Over the past few months, we have been working with a company called Statec (a data science company from Brazil) to design features for predictive algorithms. One of the first considerations when working with predictive algorithms is choosing relevant data to train on. We decided quite naively to put together a list of web page features that we thought might offer some value. Our goal was simply to see if, from the features available, we could come close to predicting a web page’s rank in Google.
With GetStat we simply loaded keyword combinations in the top 25
With GetStat, we simply loaded keyword combinations in the top 25 service industries with the location of the top 200 cities (by size) in the United States. This Bolivia WhatsApp Number List resulted in 5,000 unique search terms (eg, “Charlotte Accountant” from Charlotte, NC). Our company, Consultwebs, focuses on legal marketing, but we wanted the model to be more universal. After loading all 5,000 terms and waiting a day, we got around 500,000 search results that we could use to build our dataset. After finding it so simple, we collected the rest of the data.

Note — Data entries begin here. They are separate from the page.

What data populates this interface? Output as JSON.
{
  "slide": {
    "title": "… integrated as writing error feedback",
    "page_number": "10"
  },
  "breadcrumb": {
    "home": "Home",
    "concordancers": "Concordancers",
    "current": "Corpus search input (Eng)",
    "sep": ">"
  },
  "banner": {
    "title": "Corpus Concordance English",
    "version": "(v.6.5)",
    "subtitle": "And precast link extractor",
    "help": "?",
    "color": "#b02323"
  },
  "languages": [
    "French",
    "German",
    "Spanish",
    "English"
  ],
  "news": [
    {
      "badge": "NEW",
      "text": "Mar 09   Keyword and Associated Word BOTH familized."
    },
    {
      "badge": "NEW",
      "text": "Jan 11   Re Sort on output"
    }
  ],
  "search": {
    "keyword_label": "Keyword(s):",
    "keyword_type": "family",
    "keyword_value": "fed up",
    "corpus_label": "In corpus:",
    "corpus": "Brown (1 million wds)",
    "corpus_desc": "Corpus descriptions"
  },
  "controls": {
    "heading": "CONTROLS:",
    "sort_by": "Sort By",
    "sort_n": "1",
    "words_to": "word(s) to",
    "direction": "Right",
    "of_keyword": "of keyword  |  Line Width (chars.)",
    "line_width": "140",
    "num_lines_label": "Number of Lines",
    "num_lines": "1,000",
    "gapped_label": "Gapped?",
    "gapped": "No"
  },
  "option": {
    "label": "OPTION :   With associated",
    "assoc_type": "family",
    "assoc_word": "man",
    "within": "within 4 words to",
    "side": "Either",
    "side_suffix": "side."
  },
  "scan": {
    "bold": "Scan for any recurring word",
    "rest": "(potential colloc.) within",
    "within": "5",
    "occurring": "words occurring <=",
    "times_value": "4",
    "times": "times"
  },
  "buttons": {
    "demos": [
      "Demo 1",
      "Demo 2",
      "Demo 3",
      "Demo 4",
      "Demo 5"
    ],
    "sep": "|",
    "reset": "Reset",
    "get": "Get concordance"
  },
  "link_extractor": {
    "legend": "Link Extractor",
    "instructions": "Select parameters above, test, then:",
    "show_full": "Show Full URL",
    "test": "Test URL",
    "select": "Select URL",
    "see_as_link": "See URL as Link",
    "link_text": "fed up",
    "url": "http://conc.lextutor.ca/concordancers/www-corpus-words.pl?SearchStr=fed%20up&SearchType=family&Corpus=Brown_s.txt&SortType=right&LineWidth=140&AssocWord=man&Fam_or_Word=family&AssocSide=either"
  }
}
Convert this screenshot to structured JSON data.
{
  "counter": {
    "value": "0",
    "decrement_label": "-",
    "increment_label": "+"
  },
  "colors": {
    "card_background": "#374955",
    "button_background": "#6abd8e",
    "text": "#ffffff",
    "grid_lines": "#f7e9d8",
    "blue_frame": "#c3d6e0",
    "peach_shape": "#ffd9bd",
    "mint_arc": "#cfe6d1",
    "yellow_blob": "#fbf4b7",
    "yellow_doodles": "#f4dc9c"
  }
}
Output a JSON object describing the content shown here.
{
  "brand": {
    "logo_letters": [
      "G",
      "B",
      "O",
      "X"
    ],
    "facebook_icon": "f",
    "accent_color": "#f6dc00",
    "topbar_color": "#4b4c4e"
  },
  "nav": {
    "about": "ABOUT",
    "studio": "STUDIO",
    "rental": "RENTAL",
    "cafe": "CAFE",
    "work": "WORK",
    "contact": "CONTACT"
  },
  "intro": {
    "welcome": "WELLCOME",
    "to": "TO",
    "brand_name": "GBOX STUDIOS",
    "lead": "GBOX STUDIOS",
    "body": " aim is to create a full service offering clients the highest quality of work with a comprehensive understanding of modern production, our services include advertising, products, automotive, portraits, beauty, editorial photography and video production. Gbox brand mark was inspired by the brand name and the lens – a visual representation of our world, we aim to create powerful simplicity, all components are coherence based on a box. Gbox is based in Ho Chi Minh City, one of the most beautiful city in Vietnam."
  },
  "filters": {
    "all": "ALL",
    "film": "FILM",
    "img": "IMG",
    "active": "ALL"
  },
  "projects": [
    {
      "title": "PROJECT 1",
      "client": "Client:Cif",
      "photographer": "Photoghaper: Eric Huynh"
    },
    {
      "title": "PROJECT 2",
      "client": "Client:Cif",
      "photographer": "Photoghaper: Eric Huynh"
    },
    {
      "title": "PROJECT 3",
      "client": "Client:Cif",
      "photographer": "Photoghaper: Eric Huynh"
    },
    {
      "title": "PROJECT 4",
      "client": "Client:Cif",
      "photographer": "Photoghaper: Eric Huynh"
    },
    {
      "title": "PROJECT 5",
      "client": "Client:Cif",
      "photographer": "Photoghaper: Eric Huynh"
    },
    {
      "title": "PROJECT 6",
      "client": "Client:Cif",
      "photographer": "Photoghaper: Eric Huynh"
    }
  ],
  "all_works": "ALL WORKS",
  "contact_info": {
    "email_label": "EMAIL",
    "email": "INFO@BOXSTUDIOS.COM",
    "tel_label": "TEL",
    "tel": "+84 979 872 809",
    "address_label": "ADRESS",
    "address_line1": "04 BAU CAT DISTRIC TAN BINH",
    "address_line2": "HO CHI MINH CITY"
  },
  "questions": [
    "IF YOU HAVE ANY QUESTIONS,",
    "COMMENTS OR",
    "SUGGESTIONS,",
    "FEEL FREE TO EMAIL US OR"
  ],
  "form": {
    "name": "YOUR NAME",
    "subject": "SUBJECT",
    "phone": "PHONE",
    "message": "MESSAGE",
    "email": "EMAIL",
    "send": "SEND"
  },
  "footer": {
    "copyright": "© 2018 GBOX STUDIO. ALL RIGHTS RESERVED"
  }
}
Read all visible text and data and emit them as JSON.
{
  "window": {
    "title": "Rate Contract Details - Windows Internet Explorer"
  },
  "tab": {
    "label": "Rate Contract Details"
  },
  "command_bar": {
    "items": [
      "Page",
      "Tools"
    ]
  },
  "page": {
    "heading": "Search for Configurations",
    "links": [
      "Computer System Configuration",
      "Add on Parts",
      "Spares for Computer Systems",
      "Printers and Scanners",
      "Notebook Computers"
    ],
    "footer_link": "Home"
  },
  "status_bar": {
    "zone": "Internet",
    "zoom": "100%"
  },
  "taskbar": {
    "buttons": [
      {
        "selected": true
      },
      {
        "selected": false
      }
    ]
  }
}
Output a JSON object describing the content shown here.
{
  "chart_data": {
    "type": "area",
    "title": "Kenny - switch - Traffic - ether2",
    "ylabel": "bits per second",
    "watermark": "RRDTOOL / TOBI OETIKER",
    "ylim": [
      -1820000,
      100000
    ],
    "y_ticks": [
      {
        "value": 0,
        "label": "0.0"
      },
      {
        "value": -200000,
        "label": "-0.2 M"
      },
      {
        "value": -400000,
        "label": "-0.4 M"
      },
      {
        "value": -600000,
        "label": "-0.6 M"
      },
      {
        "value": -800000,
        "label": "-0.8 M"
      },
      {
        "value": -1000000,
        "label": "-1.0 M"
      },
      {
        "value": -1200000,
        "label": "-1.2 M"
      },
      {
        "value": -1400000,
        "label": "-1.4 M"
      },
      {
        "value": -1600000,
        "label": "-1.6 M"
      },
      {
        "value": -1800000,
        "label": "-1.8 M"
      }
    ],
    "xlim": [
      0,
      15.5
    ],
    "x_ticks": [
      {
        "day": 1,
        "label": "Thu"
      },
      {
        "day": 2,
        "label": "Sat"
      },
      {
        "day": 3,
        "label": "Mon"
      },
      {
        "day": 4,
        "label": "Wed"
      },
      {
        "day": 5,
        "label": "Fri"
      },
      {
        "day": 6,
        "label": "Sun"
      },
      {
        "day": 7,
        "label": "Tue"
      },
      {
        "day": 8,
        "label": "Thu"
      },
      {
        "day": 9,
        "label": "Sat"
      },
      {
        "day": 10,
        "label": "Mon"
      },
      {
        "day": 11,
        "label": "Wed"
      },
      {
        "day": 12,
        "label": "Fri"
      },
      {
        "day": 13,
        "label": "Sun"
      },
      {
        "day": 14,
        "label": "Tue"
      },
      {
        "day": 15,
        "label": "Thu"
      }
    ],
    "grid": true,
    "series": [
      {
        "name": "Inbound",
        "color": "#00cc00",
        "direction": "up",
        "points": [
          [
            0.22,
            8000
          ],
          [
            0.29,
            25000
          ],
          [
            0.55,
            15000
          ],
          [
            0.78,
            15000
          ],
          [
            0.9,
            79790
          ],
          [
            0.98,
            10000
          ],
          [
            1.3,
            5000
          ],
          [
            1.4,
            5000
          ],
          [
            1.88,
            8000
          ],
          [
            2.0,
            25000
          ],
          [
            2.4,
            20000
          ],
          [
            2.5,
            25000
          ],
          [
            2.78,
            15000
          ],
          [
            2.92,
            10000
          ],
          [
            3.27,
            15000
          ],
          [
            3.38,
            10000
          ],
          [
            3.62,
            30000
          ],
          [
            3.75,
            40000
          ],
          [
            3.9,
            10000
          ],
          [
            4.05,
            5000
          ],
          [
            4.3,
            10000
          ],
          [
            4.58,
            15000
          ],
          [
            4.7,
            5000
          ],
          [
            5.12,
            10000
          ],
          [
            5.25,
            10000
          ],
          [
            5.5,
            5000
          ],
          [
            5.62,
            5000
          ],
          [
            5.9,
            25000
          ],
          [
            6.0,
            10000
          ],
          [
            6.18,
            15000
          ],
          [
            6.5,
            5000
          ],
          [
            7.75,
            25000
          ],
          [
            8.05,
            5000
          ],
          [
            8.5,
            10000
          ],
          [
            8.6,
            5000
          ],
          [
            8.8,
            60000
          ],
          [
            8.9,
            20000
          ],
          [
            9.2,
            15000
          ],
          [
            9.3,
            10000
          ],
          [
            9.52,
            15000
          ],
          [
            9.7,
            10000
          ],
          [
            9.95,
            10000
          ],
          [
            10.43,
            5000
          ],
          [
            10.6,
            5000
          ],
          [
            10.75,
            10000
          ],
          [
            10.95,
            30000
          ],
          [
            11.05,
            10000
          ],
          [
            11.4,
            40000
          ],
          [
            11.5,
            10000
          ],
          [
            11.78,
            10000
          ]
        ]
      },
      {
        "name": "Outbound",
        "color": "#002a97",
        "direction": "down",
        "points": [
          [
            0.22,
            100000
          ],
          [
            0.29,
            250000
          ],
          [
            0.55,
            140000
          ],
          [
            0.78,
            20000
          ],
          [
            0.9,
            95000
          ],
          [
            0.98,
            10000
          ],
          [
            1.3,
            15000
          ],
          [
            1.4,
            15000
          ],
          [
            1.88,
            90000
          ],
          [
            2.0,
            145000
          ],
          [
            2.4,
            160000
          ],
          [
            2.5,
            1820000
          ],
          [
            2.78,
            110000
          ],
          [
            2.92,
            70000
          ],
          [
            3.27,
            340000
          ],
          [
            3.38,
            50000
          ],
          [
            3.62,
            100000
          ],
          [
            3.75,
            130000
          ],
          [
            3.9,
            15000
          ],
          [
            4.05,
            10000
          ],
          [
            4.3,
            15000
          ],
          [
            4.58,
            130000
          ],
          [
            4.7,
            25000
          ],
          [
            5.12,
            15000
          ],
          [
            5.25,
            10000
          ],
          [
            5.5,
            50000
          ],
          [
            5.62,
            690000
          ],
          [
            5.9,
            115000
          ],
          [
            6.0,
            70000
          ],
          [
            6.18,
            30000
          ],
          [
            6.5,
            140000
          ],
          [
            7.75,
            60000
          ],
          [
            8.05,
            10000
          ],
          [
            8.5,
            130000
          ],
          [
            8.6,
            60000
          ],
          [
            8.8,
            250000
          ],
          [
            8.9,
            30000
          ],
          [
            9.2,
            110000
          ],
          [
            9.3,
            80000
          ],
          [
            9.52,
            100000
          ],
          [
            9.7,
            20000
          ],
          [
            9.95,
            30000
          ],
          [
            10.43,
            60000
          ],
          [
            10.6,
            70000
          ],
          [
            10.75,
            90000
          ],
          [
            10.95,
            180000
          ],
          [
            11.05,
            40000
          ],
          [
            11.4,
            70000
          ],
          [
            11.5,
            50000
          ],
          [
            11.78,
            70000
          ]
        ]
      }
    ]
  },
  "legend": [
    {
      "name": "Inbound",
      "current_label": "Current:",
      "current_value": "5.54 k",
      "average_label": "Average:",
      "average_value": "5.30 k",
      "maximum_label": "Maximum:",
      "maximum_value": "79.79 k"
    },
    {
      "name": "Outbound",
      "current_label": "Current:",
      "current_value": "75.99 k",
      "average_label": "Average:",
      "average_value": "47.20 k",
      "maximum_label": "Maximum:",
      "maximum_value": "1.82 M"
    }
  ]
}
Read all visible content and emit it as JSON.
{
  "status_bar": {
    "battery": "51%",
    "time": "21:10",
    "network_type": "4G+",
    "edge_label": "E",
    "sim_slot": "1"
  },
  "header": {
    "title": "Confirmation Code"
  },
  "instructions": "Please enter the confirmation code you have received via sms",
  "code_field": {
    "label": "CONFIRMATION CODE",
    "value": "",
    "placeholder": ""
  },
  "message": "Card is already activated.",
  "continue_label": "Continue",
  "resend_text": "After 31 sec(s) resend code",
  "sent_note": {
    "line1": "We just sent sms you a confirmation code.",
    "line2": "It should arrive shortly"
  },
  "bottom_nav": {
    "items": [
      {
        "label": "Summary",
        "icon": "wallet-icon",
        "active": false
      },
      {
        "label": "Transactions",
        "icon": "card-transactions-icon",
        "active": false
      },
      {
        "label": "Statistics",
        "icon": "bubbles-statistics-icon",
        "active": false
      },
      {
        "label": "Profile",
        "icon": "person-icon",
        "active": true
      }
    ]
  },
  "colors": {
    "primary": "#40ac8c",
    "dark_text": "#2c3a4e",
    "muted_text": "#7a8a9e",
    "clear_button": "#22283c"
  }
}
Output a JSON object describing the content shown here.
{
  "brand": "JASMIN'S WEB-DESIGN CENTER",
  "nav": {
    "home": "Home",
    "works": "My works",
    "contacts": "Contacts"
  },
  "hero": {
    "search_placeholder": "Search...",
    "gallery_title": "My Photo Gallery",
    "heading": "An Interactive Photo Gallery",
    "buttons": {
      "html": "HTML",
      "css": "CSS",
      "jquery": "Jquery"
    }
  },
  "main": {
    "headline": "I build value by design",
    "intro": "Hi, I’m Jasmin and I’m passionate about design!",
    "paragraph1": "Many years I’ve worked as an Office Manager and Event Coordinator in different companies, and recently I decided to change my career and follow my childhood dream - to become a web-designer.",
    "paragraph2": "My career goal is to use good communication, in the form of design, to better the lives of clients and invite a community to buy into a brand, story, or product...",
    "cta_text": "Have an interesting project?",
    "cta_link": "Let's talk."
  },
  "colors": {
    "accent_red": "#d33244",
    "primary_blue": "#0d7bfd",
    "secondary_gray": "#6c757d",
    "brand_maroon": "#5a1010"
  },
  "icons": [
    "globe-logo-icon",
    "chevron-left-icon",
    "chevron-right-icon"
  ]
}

This ignores what’s available on Python, but was surprisingly
This ignores what’s available on Python, but was surprisingly useful for our purposes. Text Statistics – Useful for getting data on sentence length, reading level, etc. Majestic – I started by exploring their API through a custom script, but they delivered the data in one sip which was very nice. Thanks, Dixon! Cheerio – An easy-to-use library for parsing DOM elements using jQuery-style markup. IPInfo – Not really a library, but a great API for getting server information. The crawl process was very slow, mainly due to overflow limits from API providers and our proxy service. We would have created a cluster, but the expense limited us to hitting a few APIs about once per second. Slowly we got a full crawl of the full 500,000 URLs. Here are some notes on my experience with URL crawling for data collection:Use APIs whenever possible.